Question

Find a particular solution of the following differential equation:- (x + y) dy + (x − y) dx = 0; y = 1 when x = 1

Answer 1

We have,

\[\left( x + y \right)dy + \left( x - y \right)dx = 0\]

\[\frac{dy}{dx} = \frac{y - x}{x + y}\]

Let y = vx

\[\frac{dy}{dx} = v + x\frac{dv}{dx}\]

\[ \therefore v + x\frac{dv}{dx} = \frac{vx - x}{x + vx}\]

\[ \Rightarrow x\frac{dv}{dx} = \frac{v - 1}{1 + v} - v\]

\[ \Rightarrow \frac{x dv}{dx} = \frac{v - 1 - v - v^2}{1 + v}\]

\[ \Rightarrow x\frac{dv}{dx} = - \left( \frac{v^2 + 1}{1 + v} \right)\]

\[ \Rightarrow \frac{1 + v}{v^2 + 1}dv = - \frac{1}{x}dx\]

Integrating both sides, we get

\[\int\frac{1 + v}{1 + v^2}dy = - \int\frac{1}{x}dx\]

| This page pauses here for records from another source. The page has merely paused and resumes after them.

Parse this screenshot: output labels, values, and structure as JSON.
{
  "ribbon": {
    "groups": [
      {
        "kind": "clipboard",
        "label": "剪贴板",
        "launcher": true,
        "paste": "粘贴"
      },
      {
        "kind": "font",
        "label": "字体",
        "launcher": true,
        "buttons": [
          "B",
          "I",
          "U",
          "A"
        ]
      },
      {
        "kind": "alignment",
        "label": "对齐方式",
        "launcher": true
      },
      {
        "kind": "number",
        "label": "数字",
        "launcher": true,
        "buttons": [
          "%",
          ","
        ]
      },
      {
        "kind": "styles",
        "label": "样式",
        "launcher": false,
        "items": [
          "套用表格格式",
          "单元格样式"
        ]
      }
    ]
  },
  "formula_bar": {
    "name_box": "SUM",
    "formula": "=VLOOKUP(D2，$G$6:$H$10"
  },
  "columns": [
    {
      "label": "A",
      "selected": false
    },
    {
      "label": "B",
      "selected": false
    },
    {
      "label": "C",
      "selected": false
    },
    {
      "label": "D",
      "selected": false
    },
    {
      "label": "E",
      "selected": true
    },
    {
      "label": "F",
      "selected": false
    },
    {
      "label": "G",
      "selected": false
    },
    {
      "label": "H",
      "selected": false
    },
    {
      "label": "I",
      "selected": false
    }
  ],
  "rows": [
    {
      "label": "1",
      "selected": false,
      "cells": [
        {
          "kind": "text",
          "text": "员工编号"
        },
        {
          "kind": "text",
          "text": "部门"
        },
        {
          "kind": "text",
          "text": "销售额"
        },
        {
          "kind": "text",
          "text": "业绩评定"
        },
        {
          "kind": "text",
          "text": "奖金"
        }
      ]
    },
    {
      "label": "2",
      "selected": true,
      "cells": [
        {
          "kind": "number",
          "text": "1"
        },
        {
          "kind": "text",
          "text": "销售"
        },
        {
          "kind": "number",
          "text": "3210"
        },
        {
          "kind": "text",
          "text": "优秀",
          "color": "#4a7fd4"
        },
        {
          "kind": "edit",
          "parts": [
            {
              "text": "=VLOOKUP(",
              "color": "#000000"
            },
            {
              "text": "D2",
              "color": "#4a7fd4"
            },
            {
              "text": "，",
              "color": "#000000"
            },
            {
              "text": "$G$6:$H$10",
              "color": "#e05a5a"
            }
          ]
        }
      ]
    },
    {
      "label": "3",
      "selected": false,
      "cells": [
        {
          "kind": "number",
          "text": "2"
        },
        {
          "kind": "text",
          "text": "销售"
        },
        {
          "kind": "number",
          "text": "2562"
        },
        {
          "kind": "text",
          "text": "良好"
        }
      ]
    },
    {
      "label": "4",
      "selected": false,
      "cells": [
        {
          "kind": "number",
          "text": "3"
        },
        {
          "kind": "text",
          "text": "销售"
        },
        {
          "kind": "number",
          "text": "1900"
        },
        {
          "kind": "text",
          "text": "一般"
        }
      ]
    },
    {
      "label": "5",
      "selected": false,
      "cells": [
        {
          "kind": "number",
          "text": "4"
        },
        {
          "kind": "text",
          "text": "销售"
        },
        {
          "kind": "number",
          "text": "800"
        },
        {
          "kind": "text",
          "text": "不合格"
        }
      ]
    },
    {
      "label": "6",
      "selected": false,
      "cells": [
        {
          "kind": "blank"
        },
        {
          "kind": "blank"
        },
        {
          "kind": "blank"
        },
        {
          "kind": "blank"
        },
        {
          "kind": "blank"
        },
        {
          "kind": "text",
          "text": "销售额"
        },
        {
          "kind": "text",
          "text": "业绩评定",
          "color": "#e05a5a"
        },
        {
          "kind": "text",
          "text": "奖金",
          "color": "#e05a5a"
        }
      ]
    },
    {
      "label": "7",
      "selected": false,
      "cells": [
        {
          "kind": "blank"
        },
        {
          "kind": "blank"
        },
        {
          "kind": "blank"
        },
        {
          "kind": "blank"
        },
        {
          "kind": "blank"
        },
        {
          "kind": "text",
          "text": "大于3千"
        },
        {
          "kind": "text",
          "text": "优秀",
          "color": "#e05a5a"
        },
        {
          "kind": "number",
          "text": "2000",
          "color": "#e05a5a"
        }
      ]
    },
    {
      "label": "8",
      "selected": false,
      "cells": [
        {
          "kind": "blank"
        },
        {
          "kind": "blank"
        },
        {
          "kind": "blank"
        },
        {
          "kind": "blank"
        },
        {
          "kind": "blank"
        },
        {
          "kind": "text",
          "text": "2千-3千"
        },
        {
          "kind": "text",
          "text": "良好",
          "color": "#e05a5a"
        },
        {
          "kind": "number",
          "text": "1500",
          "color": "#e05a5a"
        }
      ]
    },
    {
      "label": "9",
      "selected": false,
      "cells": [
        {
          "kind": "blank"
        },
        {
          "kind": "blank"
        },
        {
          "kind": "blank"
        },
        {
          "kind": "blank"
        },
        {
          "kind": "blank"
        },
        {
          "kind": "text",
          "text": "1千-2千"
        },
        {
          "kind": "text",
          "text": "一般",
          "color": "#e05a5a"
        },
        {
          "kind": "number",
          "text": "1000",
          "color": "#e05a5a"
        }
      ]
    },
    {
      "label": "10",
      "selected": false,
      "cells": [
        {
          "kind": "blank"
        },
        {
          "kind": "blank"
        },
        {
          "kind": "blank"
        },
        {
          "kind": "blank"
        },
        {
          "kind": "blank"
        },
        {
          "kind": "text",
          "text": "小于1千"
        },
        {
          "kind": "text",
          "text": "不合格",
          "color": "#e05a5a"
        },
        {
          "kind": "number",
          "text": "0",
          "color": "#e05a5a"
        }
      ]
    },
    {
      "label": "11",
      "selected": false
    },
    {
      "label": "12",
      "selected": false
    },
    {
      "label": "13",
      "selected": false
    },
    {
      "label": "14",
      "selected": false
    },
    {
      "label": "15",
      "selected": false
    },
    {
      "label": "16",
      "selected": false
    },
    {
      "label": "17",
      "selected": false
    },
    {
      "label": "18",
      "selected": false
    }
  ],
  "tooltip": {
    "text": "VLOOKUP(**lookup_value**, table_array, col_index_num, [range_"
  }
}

\[\int\frac{1}{1^2 + v^2}dy + \frac{1}{2}\int\frac{2v}{1 + v^2} = - \int\frac{1}{x}dx\]

\[ \Rightarrow \tan^{- 1} v + \frac{1}{2}\log\left( 1 + v^2 \right) = - \log \left| x \right| + C\]

\[ \Rightarrow 2 \tan^{- 1} v + \log\left( 1 + v^2 \right) + 2\log \left| x \right| = 2C\]

\[ \Rightarrow 2 \tan^{- 1} v + \log\left( 1 + v^2 \right) x^2 = k\text{ where, }k = 2C\]

\[ \Rightarrow 2 \tan^{- 1} \frac{y}{x} + \log\left( 1 + \frac{y^2}{x^2} \right) x^2 = k\]

\[ \Rightarrow 2 \tan^{- 1} \frac{y}{x} + \log \left( x^2 + y^2 \right) = k . . . . . . . . . \left( 1 \right)\]

Now,

When x = 1, y = 1

\[ \therefore 2 \tan^{- 1} 1 + \log \left( 2 \right) = k\]

\[ \Rightarrow k = \frac{\pi}{2} + \log 2\]

Putting the value of `k` in (1), we get

\[2 \tan^{- 1} \frac{y}{x} + \log \left( x^2 + y^2 \right) = \frac{\pi}{2} + \log 2\]